Outside the US (and, because the US legal system is a total mess, in some US states) there is also a notion of moral rights in copyright law. You might see something in the inside cover of a book along the lines of ‘the right of the author to be associated with this work…’ that asserts explicitly that the moral rights are upheld. If you quote without attribution, then you may be violating the author’s moral rights.
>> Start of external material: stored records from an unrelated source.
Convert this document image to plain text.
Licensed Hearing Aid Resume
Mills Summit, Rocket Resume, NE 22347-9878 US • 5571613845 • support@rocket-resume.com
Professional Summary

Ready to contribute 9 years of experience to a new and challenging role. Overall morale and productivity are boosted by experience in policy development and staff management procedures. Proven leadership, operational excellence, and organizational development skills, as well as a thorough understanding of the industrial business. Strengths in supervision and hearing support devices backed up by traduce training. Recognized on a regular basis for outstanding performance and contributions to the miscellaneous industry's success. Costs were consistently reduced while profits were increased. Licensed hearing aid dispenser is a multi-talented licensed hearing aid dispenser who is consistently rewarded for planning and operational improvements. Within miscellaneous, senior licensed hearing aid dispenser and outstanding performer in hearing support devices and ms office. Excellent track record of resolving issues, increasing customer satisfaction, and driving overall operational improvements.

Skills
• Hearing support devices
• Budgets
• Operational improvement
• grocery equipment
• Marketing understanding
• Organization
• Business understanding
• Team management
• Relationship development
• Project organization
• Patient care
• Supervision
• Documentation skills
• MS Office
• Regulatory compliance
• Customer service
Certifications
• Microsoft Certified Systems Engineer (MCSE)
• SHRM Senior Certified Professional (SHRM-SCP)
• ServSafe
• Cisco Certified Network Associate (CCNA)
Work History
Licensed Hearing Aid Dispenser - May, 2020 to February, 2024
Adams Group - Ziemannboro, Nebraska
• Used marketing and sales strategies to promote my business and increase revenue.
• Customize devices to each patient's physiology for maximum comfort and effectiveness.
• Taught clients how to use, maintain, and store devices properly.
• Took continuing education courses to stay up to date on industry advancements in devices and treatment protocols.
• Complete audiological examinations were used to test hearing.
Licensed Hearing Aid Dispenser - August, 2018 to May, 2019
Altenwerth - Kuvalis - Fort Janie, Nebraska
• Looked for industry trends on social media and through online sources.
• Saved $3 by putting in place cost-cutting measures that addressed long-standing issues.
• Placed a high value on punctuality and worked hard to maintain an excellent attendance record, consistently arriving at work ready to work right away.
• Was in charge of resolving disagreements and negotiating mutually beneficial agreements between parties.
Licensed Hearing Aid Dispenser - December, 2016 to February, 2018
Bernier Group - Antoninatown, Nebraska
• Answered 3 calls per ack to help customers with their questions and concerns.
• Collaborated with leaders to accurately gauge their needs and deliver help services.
Very few ML systems can tell whether they’re quoting something in their input data set.
Again, there’s a lot of case law here too. It often boils down to whether the new work is sufficiently creative to count as an independent work. For a machine-learning system, the user provides a prompt but most of the output is derived from the inputs. As such, I would expect a judge to rule that it is a derived work of the training set and not an independent copyrightable work (unless the prompt is large enough to qualify as a creative work - again, this is somewhat subjective and there’s a load of fun case law here with a few surprising examples).
That looks like an absolutely terrible idea. How many examples does it need? In the degenerate case, I train an ML system on one input, it will reproduce that input. Do I now have a machine for laundering copyrighted works in Japan? Any neural network system can act as a lossy compression engine for storing and reproducing its inputs. If I take a set of copyrighted images and train an ML system to produce any of them on demand with roughly the same loss of quality as an 80% quality JPEG, can I now strip copyright from them?
I wonder how Microsoft would respond if someone trained a model on the leaked Windows source from a few years ago?
Terence Eden has a broken moral compass. SAD!